By Janine Perrett

If ever you want evidence of why so much time is wasted on market forecasts look no further than the recent performance of the Australian dollar.

Or to put it more simply, if ever you want evidence of why the currency bares no relation to what goes on in our country, look at the recent performance of the Australian dollar.

This week it rose above 77cents.

At the start of the year it hit lows of 67 cents.

Did anything we did in the interim have any bearing on it?

Did our economic performance change so radically?

Did our political masters do or say anything that could account for it.

Not on your life.

It is mainly a result of overseas factors totally outside our control. Most obviously the comments this week of US Fed Chief Janet Yellen warning that further interest rate rises in the US will probably slow.

Cue fall in greenback, cue rise in the Aussie.

So forget all the wild forecasts of recent months about how low we could go.

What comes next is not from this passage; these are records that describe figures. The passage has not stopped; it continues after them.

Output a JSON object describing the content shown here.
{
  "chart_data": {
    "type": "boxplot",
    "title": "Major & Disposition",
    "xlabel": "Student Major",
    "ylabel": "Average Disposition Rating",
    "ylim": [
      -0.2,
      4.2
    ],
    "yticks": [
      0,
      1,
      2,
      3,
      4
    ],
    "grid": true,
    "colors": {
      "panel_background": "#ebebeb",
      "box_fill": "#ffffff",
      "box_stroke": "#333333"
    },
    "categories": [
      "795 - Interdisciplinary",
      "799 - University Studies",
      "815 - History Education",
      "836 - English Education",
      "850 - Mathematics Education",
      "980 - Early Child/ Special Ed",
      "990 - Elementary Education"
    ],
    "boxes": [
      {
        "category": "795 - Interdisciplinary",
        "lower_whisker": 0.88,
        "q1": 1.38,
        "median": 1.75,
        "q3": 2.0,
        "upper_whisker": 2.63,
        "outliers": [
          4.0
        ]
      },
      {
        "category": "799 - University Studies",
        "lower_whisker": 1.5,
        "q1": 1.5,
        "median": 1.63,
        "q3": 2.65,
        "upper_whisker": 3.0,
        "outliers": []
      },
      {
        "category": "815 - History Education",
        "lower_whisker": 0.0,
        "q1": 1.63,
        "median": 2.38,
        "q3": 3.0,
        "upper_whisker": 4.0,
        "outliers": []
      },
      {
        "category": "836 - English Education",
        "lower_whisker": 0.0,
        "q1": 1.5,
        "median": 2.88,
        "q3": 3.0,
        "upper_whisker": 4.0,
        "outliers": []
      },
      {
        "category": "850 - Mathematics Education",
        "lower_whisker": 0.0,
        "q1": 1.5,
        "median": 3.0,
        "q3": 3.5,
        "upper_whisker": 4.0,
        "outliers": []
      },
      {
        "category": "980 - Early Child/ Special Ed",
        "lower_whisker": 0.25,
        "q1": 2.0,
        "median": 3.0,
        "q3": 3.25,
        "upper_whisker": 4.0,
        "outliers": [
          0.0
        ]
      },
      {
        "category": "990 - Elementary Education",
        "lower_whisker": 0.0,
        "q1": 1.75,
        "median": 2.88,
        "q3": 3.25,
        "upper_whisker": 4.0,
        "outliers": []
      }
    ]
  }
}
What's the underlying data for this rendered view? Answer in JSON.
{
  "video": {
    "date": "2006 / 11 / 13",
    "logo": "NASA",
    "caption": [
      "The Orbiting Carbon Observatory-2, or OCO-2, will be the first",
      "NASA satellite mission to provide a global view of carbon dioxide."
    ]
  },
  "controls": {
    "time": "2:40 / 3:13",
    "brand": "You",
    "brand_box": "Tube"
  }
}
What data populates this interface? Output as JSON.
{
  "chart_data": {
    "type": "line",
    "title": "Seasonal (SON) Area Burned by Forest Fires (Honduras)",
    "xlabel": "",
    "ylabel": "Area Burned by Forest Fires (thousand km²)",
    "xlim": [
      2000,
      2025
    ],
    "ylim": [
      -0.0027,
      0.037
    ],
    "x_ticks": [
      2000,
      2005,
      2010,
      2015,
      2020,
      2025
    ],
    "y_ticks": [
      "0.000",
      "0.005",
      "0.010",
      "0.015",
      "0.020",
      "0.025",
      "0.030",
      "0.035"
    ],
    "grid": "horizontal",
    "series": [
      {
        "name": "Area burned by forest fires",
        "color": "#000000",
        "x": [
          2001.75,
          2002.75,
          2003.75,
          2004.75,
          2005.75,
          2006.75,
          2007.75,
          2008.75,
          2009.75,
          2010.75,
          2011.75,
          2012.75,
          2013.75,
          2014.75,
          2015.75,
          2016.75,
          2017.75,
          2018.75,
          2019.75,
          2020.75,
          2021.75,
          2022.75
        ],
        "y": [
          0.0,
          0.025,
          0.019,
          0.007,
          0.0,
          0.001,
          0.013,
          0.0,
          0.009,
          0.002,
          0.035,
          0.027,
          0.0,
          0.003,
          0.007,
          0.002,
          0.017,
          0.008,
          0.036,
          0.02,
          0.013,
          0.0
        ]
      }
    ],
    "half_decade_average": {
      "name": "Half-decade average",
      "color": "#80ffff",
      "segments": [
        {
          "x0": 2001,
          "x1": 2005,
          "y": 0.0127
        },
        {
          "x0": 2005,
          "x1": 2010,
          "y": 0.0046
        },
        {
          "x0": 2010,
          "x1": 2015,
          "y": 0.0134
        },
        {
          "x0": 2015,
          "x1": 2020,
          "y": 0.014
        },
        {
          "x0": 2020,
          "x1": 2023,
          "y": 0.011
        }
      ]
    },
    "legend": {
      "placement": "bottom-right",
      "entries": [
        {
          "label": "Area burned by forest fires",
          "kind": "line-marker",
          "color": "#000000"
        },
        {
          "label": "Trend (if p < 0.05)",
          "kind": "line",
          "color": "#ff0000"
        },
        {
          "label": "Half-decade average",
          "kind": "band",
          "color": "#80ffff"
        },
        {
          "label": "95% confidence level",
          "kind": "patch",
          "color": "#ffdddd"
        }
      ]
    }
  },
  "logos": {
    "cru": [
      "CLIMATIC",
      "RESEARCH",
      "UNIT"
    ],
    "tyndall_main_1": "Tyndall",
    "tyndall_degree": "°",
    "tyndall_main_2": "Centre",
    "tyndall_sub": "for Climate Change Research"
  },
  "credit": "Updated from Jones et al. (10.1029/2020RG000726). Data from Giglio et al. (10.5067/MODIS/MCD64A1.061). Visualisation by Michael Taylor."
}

Ignore this week's suddenly revised forecasts by some of how high it might go.

Fact is it all depends on what happens in the US; which these days means what happens overseas or namely China. We follow.

Just like the share market, which mostly follows Wall Street, which mostly has followed the oil price this year.

We could save a lot of money on expensive economists and investment bank analysts but then what would fill the financial pages.

And so much for the US fed nark, who recently criticised our RBA for "jawboning" the Australian dollar downwards. 

 

Like as if that is going to make any difference. It is all in their hands.